28 décembre 2007

La valise

Partir pour une autre ville ? Et pourquoi pas ? Ça te fait un peu peur, mais tu sais que cette crainte te fait sentir la vie, intensément. Et puis la barrière de la langue, c’est un détail. Tu t’es toujours trouvé stupide de ne pas arriver à parler anglais. Ne dit-on pas que la meilleure façon d’apprendre, c’est l’immersion ? Et si tu te demandes ce qui te retient ici. La réponse est évidente, et même un peu douloureuse. Le temps est venu de partir. Tu as frappé un mur lorsque tu as reçu la lettre de refus ; cet emploi t’aurait vraiment plu. Et reprendre ton ancien boulot t’a semblé une montagne.

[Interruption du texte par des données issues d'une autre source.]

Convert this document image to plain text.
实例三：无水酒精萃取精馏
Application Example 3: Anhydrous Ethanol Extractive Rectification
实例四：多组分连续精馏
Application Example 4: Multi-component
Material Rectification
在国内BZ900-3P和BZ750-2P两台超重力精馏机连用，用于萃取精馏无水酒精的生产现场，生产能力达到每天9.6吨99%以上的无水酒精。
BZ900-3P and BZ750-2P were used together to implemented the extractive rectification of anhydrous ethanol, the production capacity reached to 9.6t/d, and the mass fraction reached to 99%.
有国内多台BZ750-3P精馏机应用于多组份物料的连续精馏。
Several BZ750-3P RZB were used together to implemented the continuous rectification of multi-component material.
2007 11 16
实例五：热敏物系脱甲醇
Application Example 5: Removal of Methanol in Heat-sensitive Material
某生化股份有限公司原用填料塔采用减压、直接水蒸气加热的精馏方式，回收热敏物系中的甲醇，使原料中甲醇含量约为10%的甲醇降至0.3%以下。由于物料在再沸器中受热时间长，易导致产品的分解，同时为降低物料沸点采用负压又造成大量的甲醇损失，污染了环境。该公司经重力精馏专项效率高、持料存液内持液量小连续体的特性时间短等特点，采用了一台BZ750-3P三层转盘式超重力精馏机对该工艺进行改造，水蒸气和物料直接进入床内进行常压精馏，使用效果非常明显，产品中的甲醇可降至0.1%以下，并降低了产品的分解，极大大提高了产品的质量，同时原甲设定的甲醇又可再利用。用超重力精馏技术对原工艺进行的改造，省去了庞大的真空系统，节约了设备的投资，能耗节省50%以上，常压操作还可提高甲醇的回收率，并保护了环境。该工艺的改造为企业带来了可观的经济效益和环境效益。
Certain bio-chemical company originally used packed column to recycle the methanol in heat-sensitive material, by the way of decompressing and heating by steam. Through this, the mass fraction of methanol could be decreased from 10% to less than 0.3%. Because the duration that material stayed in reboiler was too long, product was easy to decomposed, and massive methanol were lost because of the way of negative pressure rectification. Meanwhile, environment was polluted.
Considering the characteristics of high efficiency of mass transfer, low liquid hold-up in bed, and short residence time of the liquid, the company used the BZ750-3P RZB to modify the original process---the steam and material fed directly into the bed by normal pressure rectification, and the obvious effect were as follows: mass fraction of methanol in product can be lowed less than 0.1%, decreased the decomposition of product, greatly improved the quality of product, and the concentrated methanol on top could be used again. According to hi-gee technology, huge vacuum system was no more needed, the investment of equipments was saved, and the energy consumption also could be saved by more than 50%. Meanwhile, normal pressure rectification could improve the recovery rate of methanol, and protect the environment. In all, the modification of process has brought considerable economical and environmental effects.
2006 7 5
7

Tu ranges soigneusement dans ta valise un espoir. Tu le gardes pour toi, parce que tu ne voudrais pas passer pour un être dépendant. Mais tu sais qu’il est là. N’est-ce pas beau de tout quitter ainsi par amour ? Tu espères que celui que tu aimes réalisera avec le temps le sacrifice que tu fais pour lui. Puis tu balaies tout ça du revers de la main parce que ça te paraît prétentieux. Tu préfères tes arguments rationnels. Toute la journée, tu les fais défiler dans ta tête. Mais dès que la concentration cède, c’est le rêve qui reprend le contrôle de ta conscience. Toronto et son titre ronflant de ville-reine, ça te fait sourire. Une vie qui repart à zéro. Là-bas, vous serez enfin heureux.

Au cours des dernières années, ta vie s’enlisait dans la grisaille. Chaque saison pesait lourd sur tes épaules. Plusieurs fois, tu aurais voulu voir apparaître une main tendue. Et pour ça, tu aurais tout donné. Il était là et t’avait repéré dans cette micro-brasserie où l’on dégustait des blondes somptueuses. Tu te sentais chez toi dans la rumeur joyeuse de la clientèle, majoritairement étudiante, devant les pièces d’échec laissées sur la table. Il était ambitieux. Il aimait le beau et le plaisir. Pour lui, le bonheur semblait une chose simple et accessible. C’est son sourire et sa chaleur qui t’ont attiré. Tu t’es dit, pourquoi pas ? Et s’il était ma chance de connaître autre chose ?

Tu scrutes tout le temps ses moindres désirs et tu échafaudes des plans de rendez-vous qui sortiront de l’ordinaire. Tu dois avoir l’air ridicule, sur le trottoir mouillé, avec ses gerbes de fleurs sur le bras. Il avait lancé « Celui qui m’achètera des fleurs, je le marierai. » Tu avais fait celui qui n’avait rien entendu. La bruine te fouette le visage et les rafales risquent d’abîmer les tiges. Tu pestes contre le vent, ces fleurs t’ont coûté cher. Il te reste une quinzaine de coins de rue à marcher. Tu les entoures de ton bras en grimaçant et tu presses le pas. Tu as toujours détesté la pluie de décembre.

Tu refermes la valise et tu jettes un œil à ce vieil appartement où tu as mis tant de toi. Les fleurs sont posées dans un vase au centre de la table. Il a dit qu’il était content, mais ça ne se voyait pas trop. Puis il est parti rejoindre Francesca pour aller voir Thomas Fersen et son ukulélé au Latulipe. Tu as choisi de ne pas les accompagner. Tu ne roules pas sur l’or et tout le monde te répète que la vie sera chère à Toronto. Toutes les caisses sont alignées sous la fenêtre. Tu as soigneusement tout emballé pendant qu’il était au travail. Tu ne t’attardes pas aux pièces vides de peur d’y remarquer un regret. Tu as prévu un pique-nique pour la route et tu as fait la liste de tout ce qu’il faudra acheter en arrivant. Tu as donné le fauteuil rouille que ton parrain t’avait offert. Tu t’es débarrassé de ton vieux pupitre, imprégné de souvenirs. Il faut parfois mettre de l’eau dans son vin pour être adulte. Le réveil indique 2h00 et tu ne dors toujours pas. Mille fois, tu t’es retourné entre les draps de ce grand lit vide. Tu fermes les yeux et tu imagines ton avenir. Parce que la nuit est noire et que tu y es seul.